Police in popular US ‘entertainment culture’

If you’ve ever wondered how we arrived at today’s widespread demonization of police as being universally racist, sexist, murdering so-and-so’s (which is clearly nonsense;  there are certainly some bad apples in the barrel, but by no means all), a five-part series in the Washington Post provides some interesting perspectives.  The series logo is itself intriguing:

The five articles are:

  1. How police censorship shaped Hollywood
  2. How pop culture’s cops turned on their communities
  3. In pop culture, there are no bad police shootings
  4. The drug war’s most enthusiastic recruit: Hollywood
  5. Blue lives: Pop culture’s minority cops

Click on each title to be taken to the article concerned.  Here’s an excerpt from the first one to whet your appetite.
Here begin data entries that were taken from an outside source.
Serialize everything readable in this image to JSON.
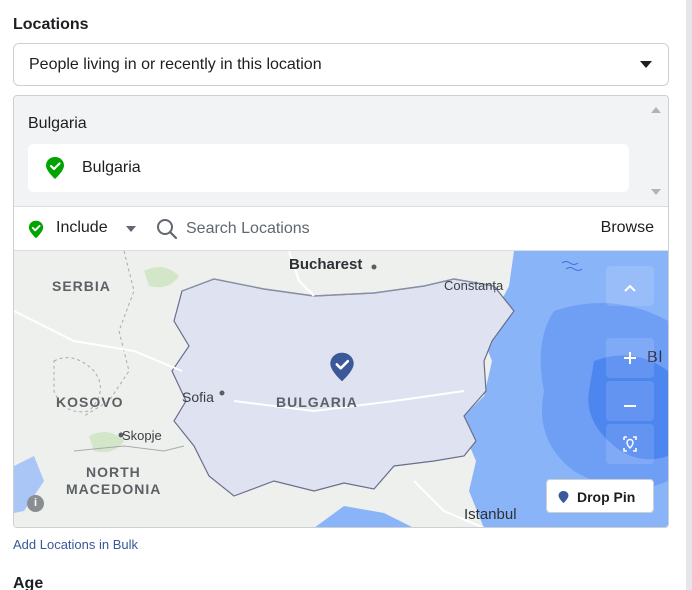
{
  "section": {
    "title": "Locations"
  },
  "dropdown": {
    "value": "People living in or recently in this location"
  },
  "selected": {
    "country_title": "Bulgaria",
    "chip_label": "Bulgaria"
  },
  "search": {
    "include_label": "Include",
    "placeholder": "Search Locations",
    "browse_label": "Browse"
  },
  "map": {
    "labels": {
      "serbia": "SERBIA",
      "kosovo": "KOSOVO",
      "north": "NORTH",
      "macedonia": "MACEDONIA",
      "bulgaria": "BULGARIA",
      "bl": "Bl"
    },
    "cities": {
      "bucharest": "Bucharest",
      "constanta": "Constanța",
      "sofia": "Sofia",
      "skopje": "Skopje",
      "istanbul": "Istanbul"
    },
    "drop_pin_label": "Drop Pin",
    "info": "i",
    "colors": {
      "land": "#eef0ed",
      "selected_country": "#dfe3f1",
      "sea": "#8ab4f8",
      "sea_deep": "#4e86f0",
      "pin": "#3b5998",
      "green": "#00a400"
    }
  },
  "footer": {
    "bulk_link": "Add Locations in Bulk",
    "next_section_title": "Age"
  }
}
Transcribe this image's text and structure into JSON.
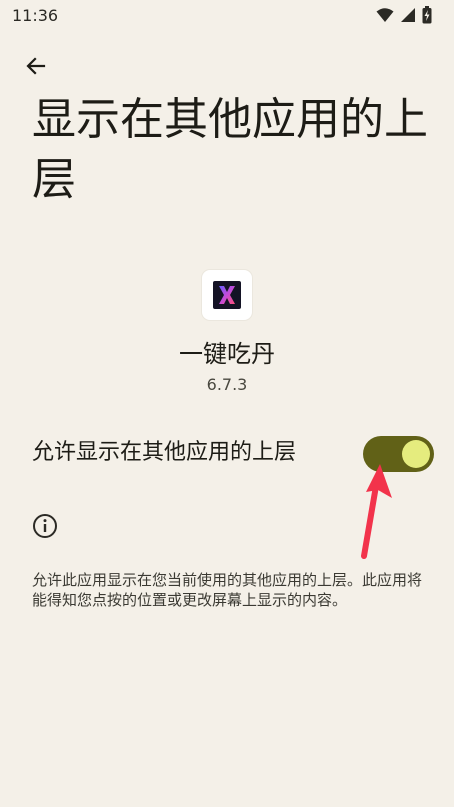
{
  "status_bar": {
    "time": "11:36",
    "icons": [
      "wifi-icon",
      "signal-icon",
      "battery-charging-icon"
    ]
  },
  "header": {
    "back_icon": "arrow-left-icon",
    "title": "显示在其他应用的上层"
  },
  "app": {
    "icon": "app-x-logo-icon",
    "name": "一键吃丹",
    "version": "6.7.3"
  },
  "permission": {
    "label": "允许显示在其他应用的上层",
    "enabled": true
  },
  "info": {
    "icon": "info-icon",
    "text": "允许此应用显示在您当前使用的其他应用的上层。此应用将能得知您点按的位置或更改屏幕上显示的内容。"
  },
  "colors": {
    "background": "#f4f0e8",
    "toggle_track": "#616117",
    "toggle_thumb": "#e5ec7e",
    "annotation_arrow": "#f2334b"
  }
}
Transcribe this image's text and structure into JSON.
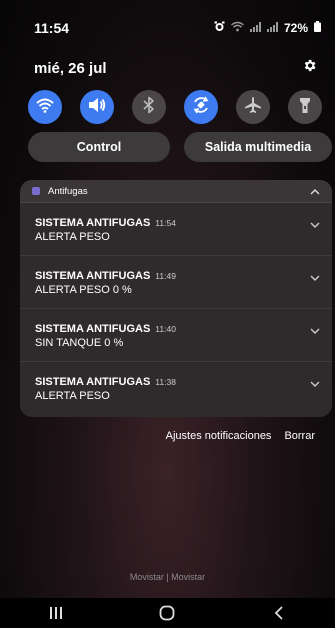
{
  "status_bar": {
    "time": "11:54",
    "battery": "72%",
    "icons": [
      "alarm-icon",
      "wifi-signal-icon",
      "cell-signal-icon",
      "cell-signal-icon",
      "battery-icon"
    ]
  },
  "header": {
    "date": "mié, 26 jul",
    "settings_icon": "gear-icon"
  },
  "quick_settings": [
    {
      "name": "wifi",
      "icon": "wifi-icon",
      "on": true
    },
    {
      "name": "sound",
      "icon": "sound-icon",
      "on": true
    },
    {
      "name": "bluetooth",
      "icon": "bluetooth-icon",
      "on": false
    },
    {
      "name": "autorotate",
      "icon": "autorotate-icon",
      "on": true
    },
    {
      "name": "airplane",
      "icon": "airplane-icon",
      "on": false
    },
    {
      "name": "flashlight",
      "icon": "flashlight-icon",
      "on": false
    }
  ],
  "pills": {
    "control": "Control",
    "media": "Salida multimedia"
  },
  "notifications": {
    "app_name": "Antifugas",
    "items": [
      {
        "title": "SISTEMA ANTIFUGAS",
        "time": "11:54",
        "body": "ALERTA PESO"
      },
      {
        "title": "SISTEMA ANTIFUGAS",
        "time": "11:49",
        "body": "ALERTA PESO 0 %"
      },
      {
        "title": "SISTEMA ANTIFUGAS",
        "time": "11:40",
        "body": "SIN TANQUE 0 %"
      },
      {
        "title": "SISTEMA ANTIFUGAS",
        "time": "11:38",
        "body": "ALERTA PESO"
      }
    ]
  },
  "actions": {
    "settings": "Ajustes notificaciones",
    "clear": "Borrar"
  },
  "carrier": "Movistar | Movistar",
  "navigation": [
    "recents-icon",
    "home-icon",
    "back-icon"
  ],
  "colors": {
    "accent": "#3e7bf1",
    "tile_off": "#4a4648",
    "panel": "#2f2b2d"
  }
}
The police story is one of the elemental dramas of American popular culture, the place we face down whatever crimes frighten us most in a given era and grapple with what we want from the cops who are supposed to stop those crimes. “Dragnet’s” Joe Friday bolstered public faith in law and order in the ’50s. “Dirty Harry” Callahan stoked terror and rage about the violent crime wave that began in the ’60s. And John McClane of “Die Hard” awed audiences when he singlehandedly saved a whole office tower from ruthless criminals in the 1980s.

If these were only fantasies, they would still be powerful. But the ideas that popular culture embeds in the public consciousness about policing remain after the story is over. This five-part series examines the evolving relationship between police officers and the communities they are supposed to serve; the way Hollywood shapes our expectations for shootings by police; the entertainment industry’s embrace of a more violent style of policing during the drug war; and the changing composition of police forces in an increasingly diverse society.

Because it is not possible to understand the stories Hollywood tells about the police without looking back at the industry’s own vexed relationship with the law, this series begins by exploring how police pressure, government regulation and censorship helped mold pop culture’s stories about the police.

This is not a straightforward story about how police departments are bad and Hollywood is good, or vice versa. Nor is it a simple morality tale about how creative freedom made it possible for a liberal industry to critique a conservative profession. … driven by the need for drama and excitement, Hollywood used genres such as action movies and reality shows to glamorize the very ideas about policing that have generated such division in the United States today.

There’s more at the link.

This series is particularly interesting for artists, writers and others in the creative professions.  Amongst other projects, I’m working on a novel involving detective and police work (albeit set in the distant future), and I found a lot of food for thought in these articles.  In particular, I had to figure out how many of my own portrayals of police and their work were ‘acculturated’ to what Hollywood has put out there, rather than the facts and day-to-day humdrum reality of actual law enforcement operations (of which I have some experience in the corrections sphere).  They’ve certainly helped me to re-evaluate my approach.

Recommended reading.



  1. Having an interest in food preservation and growing my own, one thing I've learned from the experience of others is that when you are storing apples long term, it's very important to only store the best of the bunch… as it only takes one bad apple to spoil all of them!

    The whole "there's only a few bad apples" means that there are still too many bad apples and I doubt there's enough being done to address the rotten ones before the others start to rot as well.

    This is a hard topic because I respect and support most of them… most…

  2. Almost all the recent, last 30 years, TV cops would either be in prison or have eaten their gun in real life. You can't get all "passionate" for the drama in real life because real life doesn't have neat happy endings. You have to let it go or it will eat you alive. And you have to accept that you'll be responding to the same people for the same problems, even after one is charged.

    I suspect research might reveal some of the "bad apple" police actions were sadly the result of the cop developing a social justice warrior/hero attitude that prompted a bad decision, such as shooting a guy running away in the back in clear violation of constitutional law and department policy. Some seem to follow the pattern of hero-badguy, must stop badguy, now "hero" is confused why he's being treated as a bad guy.

    And sadly, when the writers decide to have "discussion" of an issue like they do on 'Blue Bloods' they have the characters's memories wiped so they aren't burdened by earlier discussions where they different positions that would influence anyones opinion on the current topic. And, of course, when a show character is accused of wrong-doing, they are always exonerated by hook or crook in the plot.

  3. It focuses most on other areas, but may I suggest Rory Miller's "Violence, a Writer's Guide"? Chapter 6, for example (Good Guys and Violence).

    Take care.

  4. Peter, did you see the posts I wrote about spending time in a jail and juvenile facility? (field trip! really, it was for school…)

  5. thank you – I was certainly thinking of your book as I did that. The criminal justice half of my degree has been a fascinating glimpse, even if I never actually use it.